U.N. report cites atrocities for Venezuelans in mining area (July 27)

Miners use a high-pressure hose to erode the banks of a river in a search for gold at the edge of the Canaima National Park in Venezuela. (© Michael Robinson Chavez/The Washington Post/Getty Images)
Miners use a high-pressure hose to erode the banks of a river in a search for gold at the edge of the Canaima National Park in Venezuela. (© Michael Robinson Chavez/The Washington Post/Getty Images)

The Orinoco mining arc in Venezuela is rife with human rights abuses, including sexual exploitation and trafficking, and killings, according to a United Nations report.

U.N. High Commissioner for Human Rights Michelle Bachelet released a report on July 15 that collected victim and witness accounts. They detail abuses committed against miners and indigenous people in the arc. The report also addresses extrajudicial killings that continue to occur throughout the country under the illegitimate regime of Nicolás Maduro and his cronies.

“Authorities should take immediate steps to end labour and sexual exploitation, child labour and human trafficking, and should dismantle criminal groups controlling mining activities,” Bachelet said in a statement. “They must also investigate, prosecute and punish those responsible for human rights violations, abuses and crimes.”

The Orinoco mining arc is a stretch of 112,000 square kilometers in the central part of the country that contains valuable metals, such as gold and cobalt.

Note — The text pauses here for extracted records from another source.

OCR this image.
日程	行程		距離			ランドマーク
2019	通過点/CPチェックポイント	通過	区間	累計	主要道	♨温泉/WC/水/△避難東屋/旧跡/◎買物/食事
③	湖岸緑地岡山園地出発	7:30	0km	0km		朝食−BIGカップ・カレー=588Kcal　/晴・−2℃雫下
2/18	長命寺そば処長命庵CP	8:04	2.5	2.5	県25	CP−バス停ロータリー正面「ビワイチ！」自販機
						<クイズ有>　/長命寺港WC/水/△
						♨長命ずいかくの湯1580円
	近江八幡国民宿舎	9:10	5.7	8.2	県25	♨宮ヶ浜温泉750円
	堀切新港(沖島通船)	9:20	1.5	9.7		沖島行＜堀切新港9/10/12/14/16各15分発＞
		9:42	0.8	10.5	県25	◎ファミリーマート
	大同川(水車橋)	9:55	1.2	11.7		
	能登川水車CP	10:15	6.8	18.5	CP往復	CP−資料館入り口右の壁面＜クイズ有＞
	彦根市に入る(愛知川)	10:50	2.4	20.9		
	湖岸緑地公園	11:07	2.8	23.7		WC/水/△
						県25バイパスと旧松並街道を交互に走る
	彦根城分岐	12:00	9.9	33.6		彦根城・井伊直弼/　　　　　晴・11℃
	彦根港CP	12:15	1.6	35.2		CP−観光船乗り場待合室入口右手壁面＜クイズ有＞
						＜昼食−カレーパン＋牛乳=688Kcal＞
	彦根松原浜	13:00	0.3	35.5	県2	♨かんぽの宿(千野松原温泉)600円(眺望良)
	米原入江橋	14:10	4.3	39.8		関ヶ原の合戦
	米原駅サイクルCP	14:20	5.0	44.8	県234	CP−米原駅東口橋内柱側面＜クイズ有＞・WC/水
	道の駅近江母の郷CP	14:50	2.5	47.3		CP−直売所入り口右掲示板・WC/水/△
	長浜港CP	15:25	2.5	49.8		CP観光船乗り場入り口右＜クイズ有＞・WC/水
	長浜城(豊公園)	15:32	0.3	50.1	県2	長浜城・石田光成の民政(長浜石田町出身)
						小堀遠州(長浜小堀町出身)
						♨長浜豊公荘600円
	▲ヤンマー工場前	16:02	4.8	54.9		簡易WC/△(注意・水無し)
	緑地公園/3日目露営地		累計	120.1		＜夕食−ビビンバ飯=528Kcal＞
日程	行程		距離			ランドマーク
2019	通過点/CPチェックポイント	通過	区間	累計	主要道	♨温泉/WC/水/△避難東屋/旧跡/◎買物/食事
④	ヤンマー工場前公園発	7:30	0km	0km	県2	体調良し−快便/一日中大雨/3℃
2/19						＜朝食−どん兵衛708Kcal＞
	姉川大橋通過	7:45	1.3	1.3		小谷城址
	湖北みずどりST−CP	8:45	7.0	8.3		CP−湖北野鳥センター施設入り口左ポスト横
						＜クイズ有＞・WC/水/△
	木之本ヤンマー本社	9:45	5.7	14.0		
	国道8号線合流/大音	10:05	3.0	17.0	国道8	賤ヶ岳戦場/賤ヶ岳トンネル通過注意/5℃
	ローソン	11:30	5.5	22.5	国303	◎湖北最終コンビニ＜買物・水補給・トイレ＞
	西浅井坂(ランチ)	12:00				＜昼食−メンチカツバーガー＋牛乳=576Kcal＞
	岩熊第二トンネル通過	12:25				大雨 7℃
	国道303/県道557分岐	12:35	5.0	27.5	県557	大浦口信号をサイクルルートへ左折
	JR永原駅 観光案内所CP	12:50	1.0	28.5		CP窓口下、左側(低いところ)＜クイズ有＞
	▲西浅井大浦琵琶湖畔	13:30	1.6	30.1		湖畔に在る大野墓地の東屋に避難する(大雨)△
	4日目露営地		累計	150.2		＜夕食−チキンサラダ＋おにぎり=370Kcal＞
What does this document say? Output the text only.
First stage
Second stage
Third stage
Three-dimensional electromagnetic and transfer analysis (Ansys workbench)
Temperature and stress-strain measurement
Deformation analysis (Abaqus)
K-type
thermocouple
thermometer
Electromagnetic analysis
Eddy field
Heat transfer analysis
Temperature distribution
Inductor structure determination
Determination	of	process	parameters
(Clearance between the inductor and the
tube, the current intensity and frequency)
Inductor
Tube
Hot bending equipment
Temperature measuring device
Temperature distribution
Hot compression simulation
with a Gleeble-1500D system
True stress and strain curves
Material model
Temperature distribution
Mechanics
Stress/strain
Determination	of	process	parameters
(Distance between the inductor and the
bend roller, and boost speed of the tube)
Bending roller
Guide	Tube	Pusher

Mining operations are overseen by armed criminal groups who rule the miners with violent coercion.

The report outlines how miners are subjected to 12-hour days in pits deep in the ground. They are forced to pay up to half of their wages to the armed groups and the owners of the mining operations.

Some of the miners are as young as 9 years old.

Miners face brutal attacks for any perceived noncompliance, from limb amputations to death. Bodies of victims are often dumped in abandoned mines nearby without a proper burial.

“Despite the considerable presence of security and military forces in the region, and the efforts undertaken to address criminal activity,” Bachelet said, “the authorities have failed to investigate and prosecute human rights violations and abuses and crimes linked to mining.”

The report also says miners and indigenous tribes living near mining sites are exposed to dangerous levels of mercury, which is used to clean the gold. Women, in particular, are affected most by mercury poisoning, it says.

Hand holding spoon with blow torch focused on it (© Juan Barreto/AFP/Getty Images)
A worker melts a gold-mercury amalgam to extract the gold at a mine in El Callao in Bolívar state. (© Juan Barreto/AFP/Getty Images)

Witnesses reported a dramatic spike in prostitution since the mining operations increased in 2016. Adolescent girls and women are the victims of the trade, often falling prey to trafficking and sexual exploitation.

“The U.N. has found yet more harrowing evidence of gross human rights violations by the illegitimate Maduro regime,” said U.S. Secretary of State Michael R. Pompeo, “citing more than 1,300 extrajudicial executions for political reasons in 2020 alone.”

“International pressure on Maduro must continue until the Venezuelan people can reclaim their democracy,” Pompeo said.